İstanbul'da Eminönü-Karaköy arası yolcu taşıyan kayıkçılar, yolcu beklerken yolcu kapmak için durup dururken kendi aralarında kavgaya tutuşur; kürekler havaya kalkar, sesler yükselir, bir itiş-kakış başlarmış. Kavga eden kayıkçıların bağırış ve çağırışlarını gören ve duyan halk kayakçıların etrafında toplanırmış.
Kavgada havaya kalkan kürekler etrafta toplanan halkın başına, gözüne değer; yaralanırlarmış. Nedense havada uçuşan kayıkların hiçbiri kayakçılara değmezmiş.
Kayıkçılar muradına ererken halkın başının yarıldığı yanlarına kar kalırmış.

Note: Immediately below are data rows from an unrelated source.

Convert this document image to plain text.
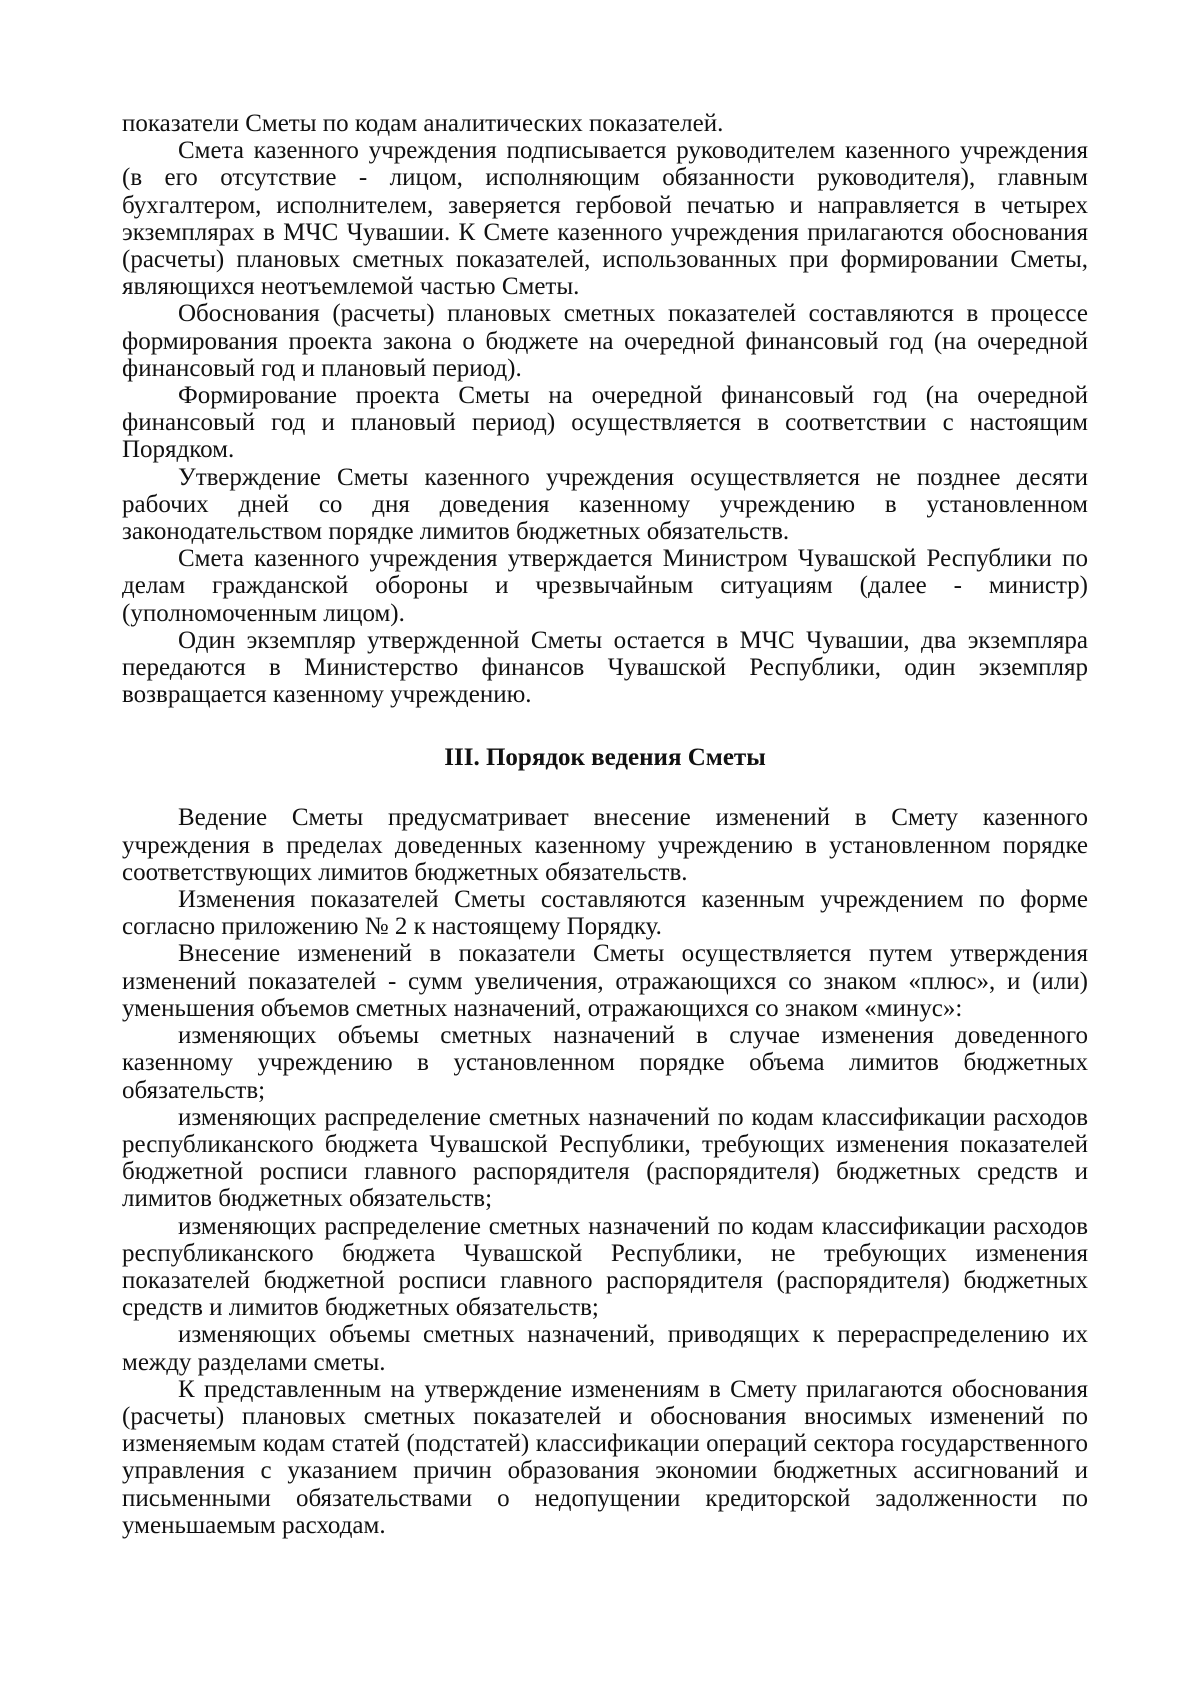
показатели Сметы по кодам аналитических показателей.

Смета казенного учреждения подписывается руководителем казенного учреждения (в его отсутствие - лицом, исполняющим обязанности руководителя), главным бухгалтером, исполнителем, заверяется гербовой печатью и направляется в четырех экземплярах в МЧС Чувашии. К Смете казенного учреждения прилагаются обоснования (расчеты) плановых сметных показателей, использованных при формировании Сметы, являющихся неотъемлемой частью Сметы.

Обоснования (расчеты) плановых сметных показателей составляются в процессе формирования проекта закона о бюджете на очередной финансовый год (на очередной финансовый год и плановый период).

Формирование проекта Сметы на очередной финансовый год (на очередной финансовый год и плановый период) осуществляется в соответствии с настоящим Порядком.

Утверждение Сметы казенного учреждения осуществляется не позднее десяти рабочих дней со дня доведения казенному учреждению в установленном законодательством порядке лимитов бюджетных обязательств.

Смета казенного учреждения утверждается Министром Чувашской Республики по делам гражданской обороны и чрезвычайным ситуациям (далее - министр) (уполномоченным лицом).

Один экземпляр утвержденной Сметы остается в МЧС Чувашии, два экземпляра передаются в Министерство финансов Чувашской Республики, один экземпляр возвращается казенному учреждению.

III. Порядок ведения Сметы

Ведение Сметы предусматривает внесение изменений в Смету казенного учреждения в пределах доведенных казенному учреждению в установленном порядке соответствующих лимитов бюджетных обязательств.

Изменения показателей Сметы составляются казенным учреждением по форме согласно приложению № 2 к настоящему Порядку.

Внесение изменений в показатели Сметы осуществляется путем утверждения изменений показателей - сумм увеличения, отражающихся со знаком «плюс», и (или) уменьшения объемов сметных назначений, отражающихся со знаком «минус»:

изменяющих объемы сметных назначений в случае изменения доведенного казенному учреждению в установленном порядке объема лимитов бюджетных обязательств;

изменяющих распределение сметных назначений по кодам классификации расходов республиканского бюджета Чувашской Республики, требующих изменения показателей бюджетной росписи главного распорядителя (распорядителя) бюджетных средств и лимитов бюджетных обязательств;

изменяющих распределение сметных назначений по кодам классификации расходов республиканского бюджета Чувашской Республики, не требующих изменения показателей бюджетной росписи главного распорядителя (распорядителя) бюджетных средств и лимитов бюджетных обязательств;

изменяющих объемы сметных назначений, приводящих к перераспределению их между разделами сметы.

К представленным на утверждение изменениям в Смету прилагаются обоснования (расчеты) плановых сметных показателей и обоснования вносимых изменений по изменяемым кодам статей (подстатей) классификации операций сектора государственного управления с указанием причин образования экономии бюджетных ассигнований и письменными обязательствами о недопущении кредиторской задолженности по уменьшаемым расходам.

İstanbul’da kayakçıların kendilerine zarar vermeden yaptığı bu kavga tarihimize kayıkçı kavgası olarak geçmiştir. Tarih tekerrürden ibaret derler, dünyada ve Türkiye'de olup bitenler bir kayıkçı kavgası olmasın. Çünkü kavgalarda olan hep halka oluyor, ağlarsa onların anası ağlıyor. Kavga eden taraflara bir şey olmuyor.
Tövbe tövbe! Fesübhanallah! Olur mu öyle şey? Benimki de laf yani! Dam başında saksağan, vur beline kazmayı!